The five rules or precepts of Buddhism are the distillation of Buddhist ethics into their elementary form. The precepts are not rules in the sense of external laws or commandments that may trigger consequences for infractions, but rather steps of enlightenment. Through these forms of self-discipline or internal restrictions, a Buddhist can act in karmic ways that determine a better rebirth. None of these precepts is clear cut or absolute; rather they are all to be practiced with wisdom, or “skillfully.”
The first precept to “avoid taking life.” This is a common rule in almost every ethical system on the planet. For Wiccans, it is “harm none.” For Christians and Jews, it is “thou shalt not murder.” For Hindus and Buddhists, it is ahimsa or “non-injury.” For Buddhists, however, “avoid taking life” prohibits more than harming a fellow human being. In its most extreme practice, it means that a Buddhist will not kill any living creature, not even poisonous snakes or cockroaches. Some Buddhists are vegetarian because of this ethic. Many Buddhists, however, view this as primarily a call to stop killing unnecessarily. Killing an animal for consumption may be acceptable to some Buddhists, while hunting for pleasure would not be acceptable to any. This guideline may also extend to working in industries that promote a cavalier or monetary attitude toward life.
The second precept is to “avoid taking things not given.” Like the first precept, the second precept takes the familiar prohibition against stealing one step farther. Buddhists are also forbidden from taking things that they “found” or that were conveniently “abandoned” by a previous owner. This can also be extended to taking things that someone offers out of a sense of grudging obligation, guilt, or compulsion. The question the Buddhist must ask is, what is my sense of desire and how do I approach money and the privileges that money can buy?
The third Buddhist precept is to “avoid sexual misconduct.” The precept clearly forbids causing any harm to another by infidelity or abuse or sexual addictions, but it also extends to a wide variety of sensual pleasures that can distract and mislead someone from clarity and meditation. Rich food or overeating, excessive entertainment, or gross consumerism could fall into this category.

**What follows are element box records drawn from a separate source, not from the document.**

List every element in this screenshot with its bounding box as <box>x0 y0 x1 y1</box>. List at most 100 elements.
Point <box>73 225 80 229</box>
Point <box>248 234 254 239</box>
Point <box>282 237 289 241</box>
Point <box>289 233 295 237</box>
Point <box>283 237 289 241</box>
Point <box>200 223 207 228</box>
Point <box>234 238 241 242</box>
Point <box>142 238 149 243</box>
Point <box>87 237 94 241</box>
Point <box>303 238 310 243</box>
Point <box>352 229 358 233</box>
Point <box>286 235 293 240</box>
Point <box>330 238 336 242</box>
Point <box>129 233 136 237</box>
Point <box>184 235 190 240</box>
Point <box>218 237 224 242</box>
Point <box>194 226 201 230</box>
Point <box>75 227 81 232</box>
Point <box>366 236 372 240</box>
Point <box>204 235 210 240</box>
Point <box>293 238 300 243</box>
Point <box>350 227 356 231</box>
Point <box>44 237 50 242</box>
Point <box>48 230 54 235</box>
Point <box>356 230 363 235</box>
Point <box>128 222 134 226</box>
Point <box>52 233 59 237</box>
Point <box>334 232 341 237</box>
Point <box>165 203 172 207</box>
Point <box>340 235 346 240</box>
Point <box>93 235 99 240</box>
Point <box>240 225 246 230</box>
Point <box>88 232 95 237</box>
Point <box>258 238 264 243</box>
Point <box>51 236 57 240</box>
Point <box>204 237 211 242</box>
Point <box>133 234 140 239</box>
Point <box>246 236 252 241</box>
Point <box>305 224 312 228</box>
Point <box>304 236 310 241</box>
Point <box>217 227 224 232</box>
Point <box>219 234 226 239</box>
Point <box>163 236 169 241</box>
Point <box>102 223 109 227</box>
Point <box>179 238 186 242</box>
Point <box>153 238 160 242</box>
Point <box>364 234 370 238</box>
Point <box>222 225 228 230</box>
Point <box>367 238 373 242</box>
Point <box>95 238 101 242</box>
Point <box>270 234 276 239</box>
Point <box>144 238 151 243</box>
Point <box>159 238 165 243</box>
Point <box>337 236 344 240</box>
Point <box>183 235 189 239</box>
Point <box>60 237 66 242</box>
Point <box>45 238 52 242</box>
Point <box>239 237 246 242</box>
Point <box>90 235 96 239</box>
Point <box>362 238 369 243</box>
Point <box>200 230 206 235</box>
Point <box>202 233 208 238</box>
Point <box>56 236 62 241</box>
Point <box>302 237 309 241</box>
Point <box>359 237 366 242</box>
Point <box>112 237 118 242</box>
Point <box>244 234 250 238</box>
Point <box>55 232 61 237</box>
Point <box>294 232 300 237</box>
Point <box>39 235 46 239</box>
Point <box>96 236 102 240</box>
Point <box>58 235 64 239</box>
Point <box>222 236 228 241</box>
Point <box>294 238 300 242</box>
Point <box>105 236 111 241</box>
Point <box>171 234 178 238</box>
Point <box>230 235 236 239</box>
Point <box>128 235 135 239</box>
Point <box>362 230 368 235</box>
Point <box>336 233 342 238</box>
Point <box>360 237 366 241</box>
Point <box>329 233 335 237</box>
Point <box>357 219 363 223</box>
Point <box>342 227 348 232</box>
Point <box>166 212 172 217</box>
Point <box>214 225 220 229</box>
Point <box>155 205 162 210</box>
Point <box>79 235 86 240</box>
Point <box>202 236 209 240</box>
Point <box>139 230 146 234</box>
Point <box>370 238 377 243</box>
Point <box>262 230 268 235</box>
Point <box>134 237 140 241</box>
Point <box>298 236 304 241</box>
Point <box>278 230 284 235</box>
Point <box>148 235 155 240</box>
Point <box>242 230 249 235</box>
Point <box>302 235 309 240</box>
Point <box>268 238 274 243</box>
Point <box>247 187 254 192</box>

The fourth precept is to “refrain from false speech.” While this is normally interpreted as a prohibition against lying or bearing false witness, false speech can also be interpreted to cover a wider variety of forms of speech. “False speech” could technically include hyperbole and exaggeration as well. While most Buddhists would not see anything unethical in a person declaring that they hadn’t seen their friend “in forever,” they might disapprove of someone telling their friends that their car is nicer than it really is or that their house is larger than it is in reality. This sort of exaggeration is often harmless, but it builds into larger lies if a person keeps trying to cover for the exaggeration.
The fifth Buddhist precept is to “refrain from intoxicating substances.” This can include drugs, tobacco, and alcohol. It is arguably the precept that the average Buddhist is the worst at keeping, and even deeply devout Buddhists sometimes redefine “intoxicating” in order to allow for the use of substances that are culturally significant or socially expected.